What issues need to be addressed? “Salary parity, prize money parity in more than a few races, improvements to the race calendar, more quality races, more media coverage, non-gendered (sexist) media coverage, and more resources, opportunities, and support to create more routes from junior cycling to the top levels,” just to name a few.
Supporting women’s cycling teams
How do Mike and Michelle help this situation? By gifting stays at La Bruguera for training camps and teambuilding events to professional, elite and development teams. They tell us this does not feel like much in the scheme of things, but every cycling business needs to do their part to change the system. “We never miss an opportunity to campaign for equality in cycling. We want to be a force for change for the better”.
They sponsored the first Catalan UCI-level team, Massi-Tactic, for three years, until the team was able to attract another hospitality industry sponsor, with more cash. Now La Bruguera continue to support its “sister squad” Catema.cat. They also support Bianchi HUNT Morvélo, and the UCI Continental team InstaFund.

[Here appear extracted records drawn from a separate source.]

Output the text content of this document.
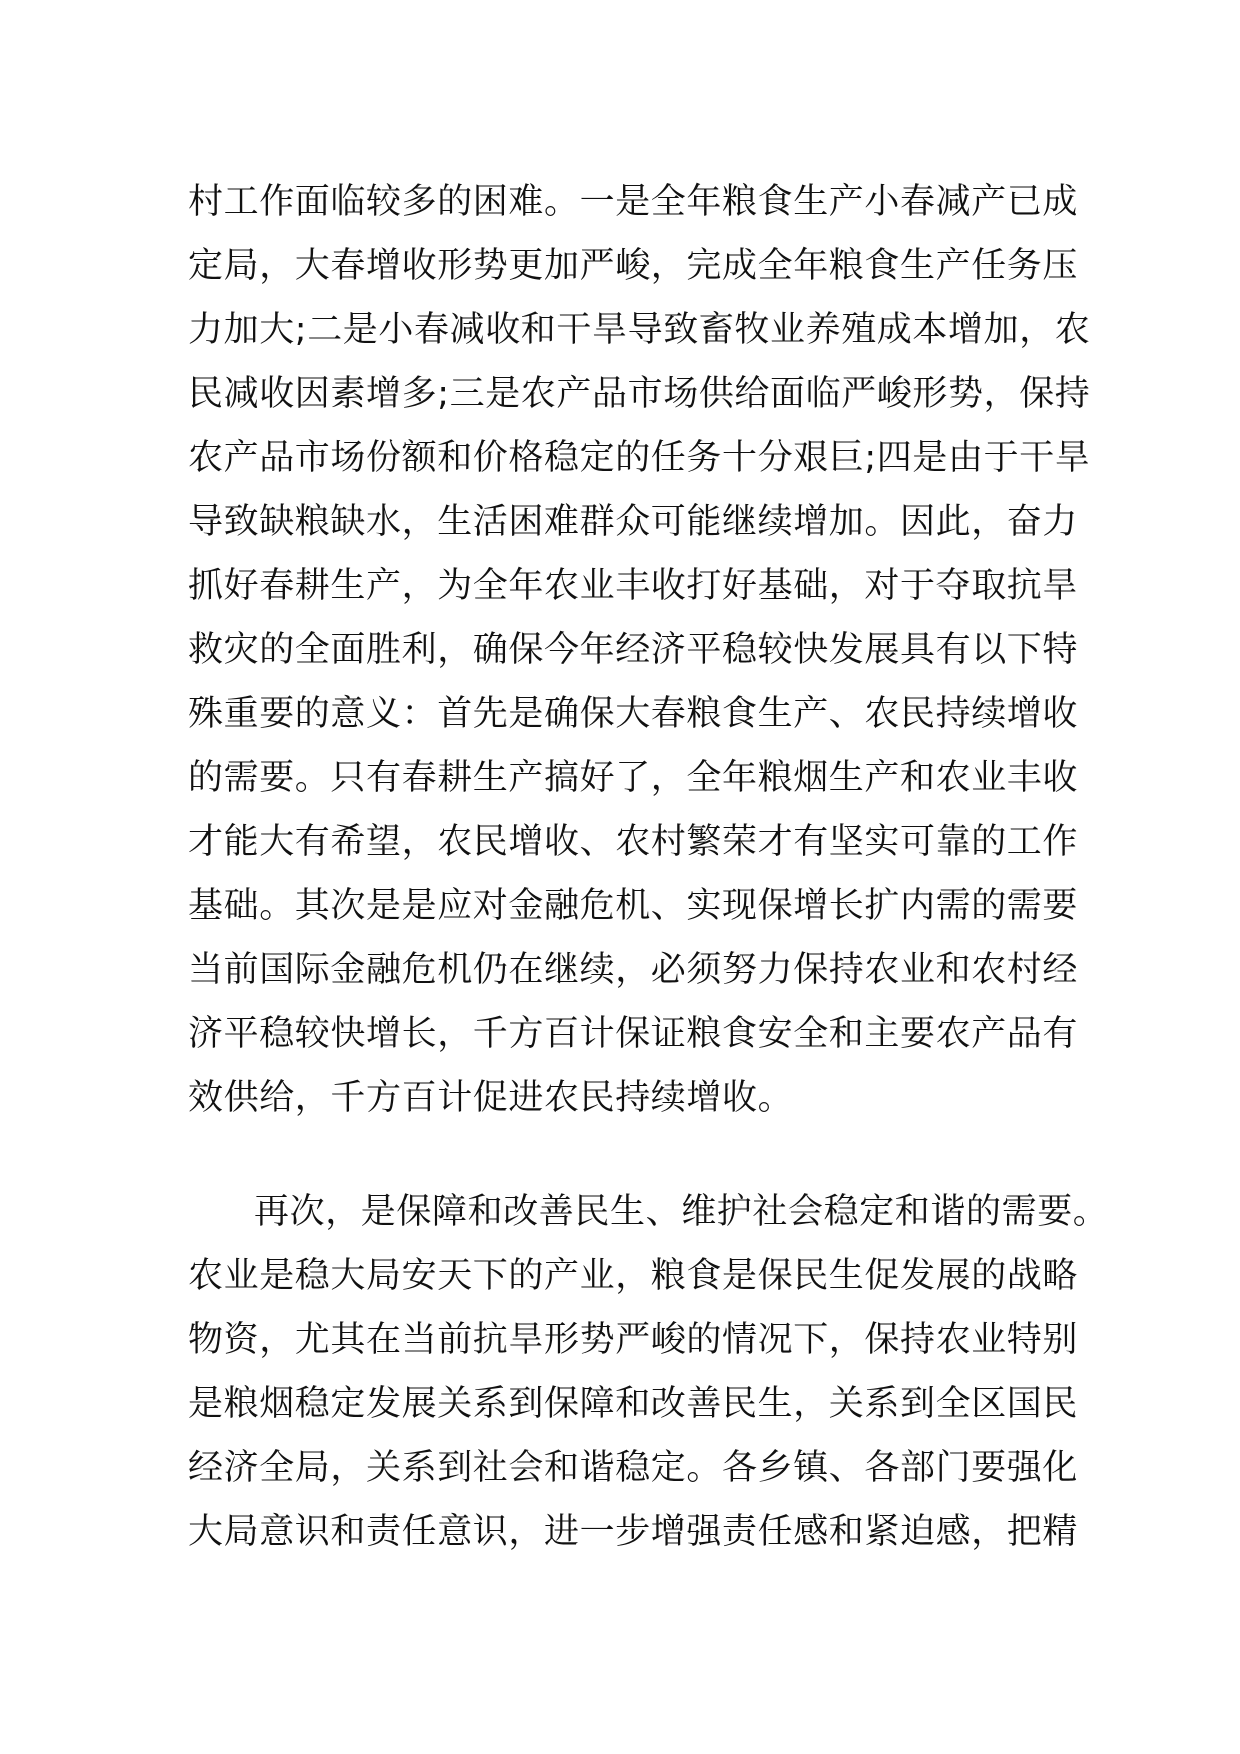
村工作面临较多的困难。一是全年粮食生产小春减产已成
定局，大春增收形势更加严峻，完成全年粮食生产任务压
力加大;二是小春减收和干旱导致畜牧业养殖成本增加，农
民减收因素增多;三是农产品市场供给面临严峻形势，保持
农产品市场份额和价格稳定的任务十分艰巨;四是由于干旱
导致缺粮缺水，生活困难群众可能继续增加。因此，奋力
抓好春耕生产，为全年农业丰收打好基础，对于夺取抗旱
救灾的全面胜利，确保今年经济平稳较快发展具有以下特
殊重要的意义：首先是确保大春粮食生产、农民持续增收
的需要。只有春耕生产搞好了，全年粮烟生产和农业丰收
才能大有希望，农民增收、农村繁荣才有坚实可靠的工作
基础。其次是是应对金融危机、实现保增长扩内需的需要
当前国际金融危机仍在继续，必须努力保持农业和农村经
济平稳较快增长，千方百计保证粮食安全和主要农产品有
效供给，千方百计促进农民持续增收。
再次，是保障和改善民生、维护社会稳定和谐的需要。
农业是稳大局安天下的产业，粮食是保民生促发展的战略
物资，尤其在当前抗旱形势严峻的情况下，保持农业特别
是粮烟稳定发展关系到保障和改善民生，关系到全区国民
经济全局，关系到社会和谐稳定。各乡镇、各部门要强化
大局意识和责任意识，进一步增强责任感和紧迫感，把精
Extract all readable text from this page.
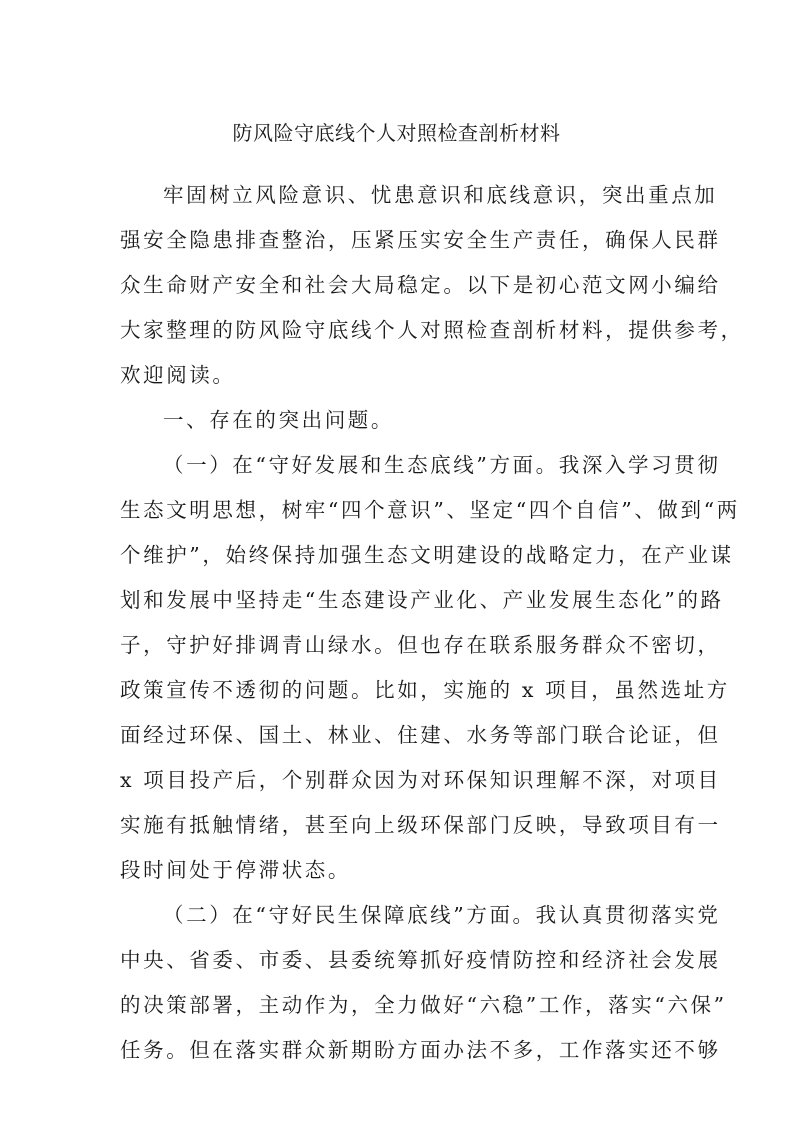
防风险守底线个人对照检查剖析材料
牢固树立风险意识、忧患意识和底线意识，突出重点加
强安全隐患排查整治，压紧压实安全生产责任，确保人民群
众生命财产安全和社会大局稳定。以下是初心范文网小编给
大家整理的防风险守底线个人对照检查剖析材料，提供参考，
欢迎阅读。
一、存在的突出问题。
（一）在“守好发展和生态底线”方面。我深入学习贯彻
生态文明思想，树牢“四个意识”、坚定“四个自信”、做到“两
个维护”，始终保持加强生态文明建设的战略定力，在产业谋
划和发展中坚持走“生态建设产业化、产业发展生态化”的路
子，守护好排调青山绿水。但也存在联系服务群众不密切，
政策宣传不透彻的问题。比如，实施的 x 项目，虽然选址方
面经过环保、国土、林业、住建、水务等部门联合论证，但
x 项目投产后，个别群众因为对环保知识理解不深，对项目
实施有抵触情绪，甚至向上级环保部门反映，导致项目有一
段时间处于停滞状态。
（二）在“守好民生保障底线”方面。我认真贯彻落实党
中央、省委、市委、县委统筹抓好疫情防控和经济社会发展
的决策部署，主动作为，全力做好“六稳”工作，落实“六保”
任务。但在落实群众新期盼方面办法不多，工作落实还不够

This Canadian team is the perfect fit for La Bruguera. “They are the world’s first zero-single-use plastic cycling team, and are working hard to become the world’s first carbon neutral cycling team (and not just by buying loosely-defined carbon offsets). We are collaborating with them this year sharing knowledge on carbon saving tactics, and offering them a team training camp here in Girona, during which riders will receive various different environmental education workshops at La Bruguera, on tips and tricks for a planet-positive lifestyle, some-thing which the team management see as critical to the experience riders on the team receive”.
Mike and Michelle’s wishlist for Catalan women’s cycling include the all-important salary parity, seeing more Elite teams moving up to Continental status, seeing Massi Tactic move up to World Tour level, and for there to be more and better media cover-age of women’s cycling, and of course seeing the ReVolta race becoming a stage race, hope-fully to be won by a member of a team they sponsor.
But there is more. Young female cyclists must have more opportunities and fewer bottlenecks as they move up the ranks. Commercial financial sponsor-ship must be found. And they insist that a critical step towards this must be “more women in leadership roles in federation, team, allied sport services, government sports departments and agencies”.
“It is a slow process, like planting a tree to get fruit, but like they say about trees, the best time to plant one was 10 years ago, but the second best time is now, so let’s get on with it!”